Claims 119-128. (Canceled).

Claim 129. (Currently amended) The method of claim 123, In a superscalar microprocessor having an execution unit adapted to execute a plurality of instructions and to issue load instructions out-of-order, a method for managing requests for loads and stores to and from a memory device, the method comprising:

calculating an address for an instruction and transferring said address to a load store unit;

determining whether said instruction involves at least one of a load operation and a store operation;

checking, if said instruction has a load operation, for an address collision and for any write pendings, and signaling the outcome of said check;

making a request to said memory device based on a priority scheme and the results of said checking step, wherein said priority scheme includes making at least one load request out of an ordering so the one load request can be made before a memory request, wherein the one load request corresponds to a first instruction from the plurality of instructions and the memory request corresponds to a second instruction from the plurality of instructions, wherein the second instruction precedes the first instruction in the ordering;

receiving requested data from said load operation and/or said store operation in a data path portion of said load store unit; and

aligning said requested data if said requested data is unaligned,

wherein said step of checking includes comparing the first address of said load operation against the first and last address for an older unretired store operation.

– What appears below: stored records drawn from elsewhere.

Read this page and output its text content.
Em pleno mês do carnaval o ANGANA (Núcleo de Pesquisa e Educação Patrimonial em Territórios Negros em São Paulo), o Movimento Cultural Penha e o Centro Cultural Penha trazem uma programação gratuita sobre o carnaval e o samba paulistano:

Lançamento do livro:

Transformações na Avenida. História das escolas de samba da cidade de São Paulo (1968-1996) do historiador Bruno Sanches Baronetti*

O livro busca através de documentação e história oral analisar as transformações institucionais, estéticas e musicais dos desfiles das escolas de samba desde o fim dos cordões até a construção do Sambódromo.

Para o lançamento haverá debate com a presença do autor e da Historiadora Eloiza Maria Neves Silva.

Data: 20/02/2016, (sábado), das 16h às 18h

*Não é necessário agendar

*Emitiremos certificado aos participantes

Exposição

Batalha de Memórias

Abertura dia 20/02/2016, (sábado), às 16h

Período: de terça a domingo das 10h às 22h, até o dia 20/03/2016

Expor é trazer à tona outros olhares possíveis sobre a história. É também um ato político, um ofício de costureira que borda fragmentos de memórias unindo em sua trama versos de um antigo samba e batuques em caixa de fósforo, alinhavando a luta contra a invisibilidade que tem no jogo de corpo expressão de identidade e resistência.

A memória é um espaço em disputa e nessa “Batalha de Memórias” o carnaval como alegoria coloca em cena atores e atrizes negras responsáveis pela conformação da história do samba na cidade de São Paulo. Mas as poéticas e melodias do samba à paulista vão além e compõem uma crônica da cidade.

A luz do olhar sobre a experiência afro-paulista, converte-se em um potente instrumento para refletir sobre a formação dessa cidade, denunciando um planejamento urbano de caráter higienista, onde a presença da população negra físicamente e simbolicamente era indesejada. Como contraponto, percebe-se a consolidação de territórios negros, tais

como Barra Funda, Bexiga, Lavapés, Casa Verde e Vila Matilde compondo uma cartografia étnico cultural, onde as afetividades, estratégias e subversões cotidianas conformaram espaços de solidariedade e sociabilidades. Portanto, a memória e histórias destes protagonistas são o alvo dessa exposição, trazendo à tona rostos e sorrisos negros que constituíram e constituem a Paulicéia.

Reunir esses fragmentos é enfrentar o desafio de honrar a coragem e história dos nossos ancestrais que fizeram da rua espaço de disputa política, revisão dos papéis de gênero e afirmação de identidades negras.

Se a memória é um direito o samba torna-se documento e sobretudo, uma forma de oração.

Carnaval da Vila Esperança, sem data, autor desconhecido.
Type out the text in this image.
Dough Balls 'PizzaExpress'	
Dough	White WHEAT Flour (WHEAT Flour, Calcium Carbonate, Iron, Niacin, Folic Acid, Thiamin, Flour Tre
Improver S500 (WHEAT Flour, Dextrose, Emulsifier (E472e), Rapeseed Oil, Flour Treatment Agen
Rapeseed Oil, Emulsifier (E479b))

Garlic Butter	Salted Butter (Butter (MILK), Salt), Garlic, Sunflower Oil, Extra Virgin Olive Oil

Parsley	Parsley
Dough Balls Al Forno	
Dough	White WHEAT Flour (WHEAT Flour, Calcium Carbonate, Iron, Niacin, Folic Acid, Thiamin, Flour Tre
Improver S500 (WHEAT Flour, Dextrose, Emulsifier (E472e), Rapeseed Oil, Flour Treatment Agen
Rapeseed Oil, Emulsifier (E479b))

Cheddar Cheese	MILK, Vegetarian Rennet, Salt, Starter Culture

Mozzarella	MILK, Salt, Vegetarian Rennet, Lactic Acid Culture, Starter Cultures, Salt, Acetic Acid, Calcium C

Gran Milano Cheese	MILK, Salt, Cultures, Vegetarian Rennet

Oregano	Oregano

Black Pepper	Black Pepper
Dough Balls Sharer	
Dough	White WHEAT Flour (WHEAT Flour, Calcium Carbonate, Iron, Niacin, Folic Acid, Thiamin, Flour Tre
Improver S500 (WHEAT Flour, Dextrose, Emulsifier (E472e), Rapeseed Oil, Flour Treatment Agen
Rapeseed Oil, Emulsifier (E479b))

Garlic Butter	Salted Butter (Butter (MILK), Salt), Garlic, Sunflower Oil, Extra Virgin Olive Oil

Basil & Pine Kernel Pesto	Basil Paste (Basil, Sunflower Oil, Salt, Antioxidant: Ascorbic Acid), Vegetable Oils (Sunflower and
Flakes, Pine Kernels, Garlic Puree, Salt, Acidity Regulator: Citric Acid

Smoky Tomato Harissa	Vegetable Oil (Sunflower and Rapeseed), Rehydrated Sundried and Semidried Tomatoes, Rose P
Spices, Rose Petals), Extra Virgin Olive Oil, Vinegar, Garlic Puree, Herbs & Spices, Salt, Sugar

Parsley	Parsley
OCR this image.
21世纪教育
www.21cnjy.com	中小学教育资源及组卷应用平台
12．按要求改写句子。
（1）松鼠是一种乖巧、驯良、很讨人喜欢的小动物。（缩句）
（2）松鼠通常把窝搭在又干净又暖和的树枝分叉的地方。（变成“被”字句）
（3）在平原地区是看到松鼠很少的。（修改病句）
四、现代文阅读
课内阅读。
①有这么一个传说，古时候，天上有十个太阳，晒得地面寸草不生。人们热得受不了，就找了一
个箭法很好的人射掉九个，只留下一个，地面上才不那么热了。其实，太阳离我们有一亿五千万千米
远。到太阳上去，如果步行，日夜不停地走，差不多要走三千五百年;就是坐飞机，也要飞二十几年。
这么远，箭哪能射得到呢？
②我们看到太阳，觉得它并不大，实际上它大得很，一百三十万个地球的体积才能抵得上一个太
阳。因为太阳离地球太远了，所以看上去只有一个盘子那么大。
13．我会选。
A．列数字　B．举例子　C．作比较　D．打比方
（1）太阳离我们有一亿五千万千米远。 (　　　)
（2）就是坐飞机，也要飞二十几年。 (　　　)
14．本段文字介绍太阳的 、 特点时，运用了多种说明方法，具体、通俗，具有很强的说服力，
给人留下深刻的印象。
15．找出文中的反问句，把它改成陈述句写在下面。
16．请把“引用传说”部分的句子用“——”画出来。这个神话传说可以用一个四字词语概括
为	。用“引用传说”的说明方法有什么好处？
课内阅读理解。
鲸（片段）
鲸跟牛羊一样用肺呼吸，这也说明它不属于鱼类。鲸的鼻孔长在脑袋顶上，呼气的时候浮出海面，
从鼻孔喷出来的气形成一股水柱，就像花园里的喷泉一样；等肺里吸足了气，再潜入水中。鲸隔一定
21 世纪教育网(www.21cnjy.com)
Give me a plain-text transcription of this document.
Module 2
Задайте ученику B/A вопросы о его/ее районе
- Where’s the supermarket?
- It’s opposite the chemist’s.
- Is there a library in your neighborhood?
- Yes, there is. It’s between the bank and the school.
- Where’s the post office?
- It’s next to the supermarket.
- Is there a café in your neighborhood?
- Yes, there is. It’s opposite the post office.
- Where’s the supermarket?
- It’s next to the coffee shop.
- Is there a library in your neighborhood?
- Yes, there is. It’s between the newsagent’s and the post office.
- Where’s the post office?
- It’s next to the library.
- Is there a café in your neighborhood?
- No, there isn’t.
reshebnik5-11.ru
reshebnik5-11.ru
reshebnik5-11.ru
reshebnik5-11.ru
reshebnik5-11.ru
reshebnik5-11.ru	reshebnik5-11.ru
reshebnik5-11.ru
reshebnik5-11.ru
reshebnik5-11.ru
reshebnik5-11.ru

Claims 130-135. (Canceled).

Claim 136. (Previously Presented) A method for executing one or more instructions out of order using a superscalar microprocessor, the method comprising:

receiving a plurality of instructions having an ordering, the plurality of instructions including a store instruction and a load instruction, the store instruction being before the load instruction in the ordering;

generating a load address for the load instruction and a store address for the store instruction, wherein at least one of the load address and the store address is generated out of order with respect to the ordering;

comparing the load address to the store address;

determining, in part from the comparison, if the load instruction depends on the store instruction;

if the load instruction does not depend on the store instruction, then retiring at least a portion of data provided from a data cache according to the load address, the provided data having been aligned if the load address is unaligned; and

if the load instruction does depend on the store instruction, then retiring at least a portion of load data according to store data received for the store instruction.

Claim 137. (Previously Presented) The method of claim 136, further comprising:

merging the at least a portion of data provided from the data cache with initial data from a load destination register; and

merging the at least a portion of load data according to store data with initial data from a load destination register.

Claim 138. (Previously Presented) The method of claim 136, further comprising:

writing results of the plurality of instructions into preassigned locations in a register file;

storing at least one of the load address and the store address into a first one of a plurality of address buffers; and

wherein the comparing the load address to the store address comprises receiving contents of the first address buffer.

Claim 139. (Previously Presented) The method of claim 136, further comprising preventing load bypassing of load operations that would otherwise incorrectly modify state of a system coupled to the microprocessor.

Claim 140. (Previously Presented) The method of claim 136, wherein the comparing the load address to the store address includes determining if any byte referenced by the load instruction overlaps with any byte referenced by the store instruction.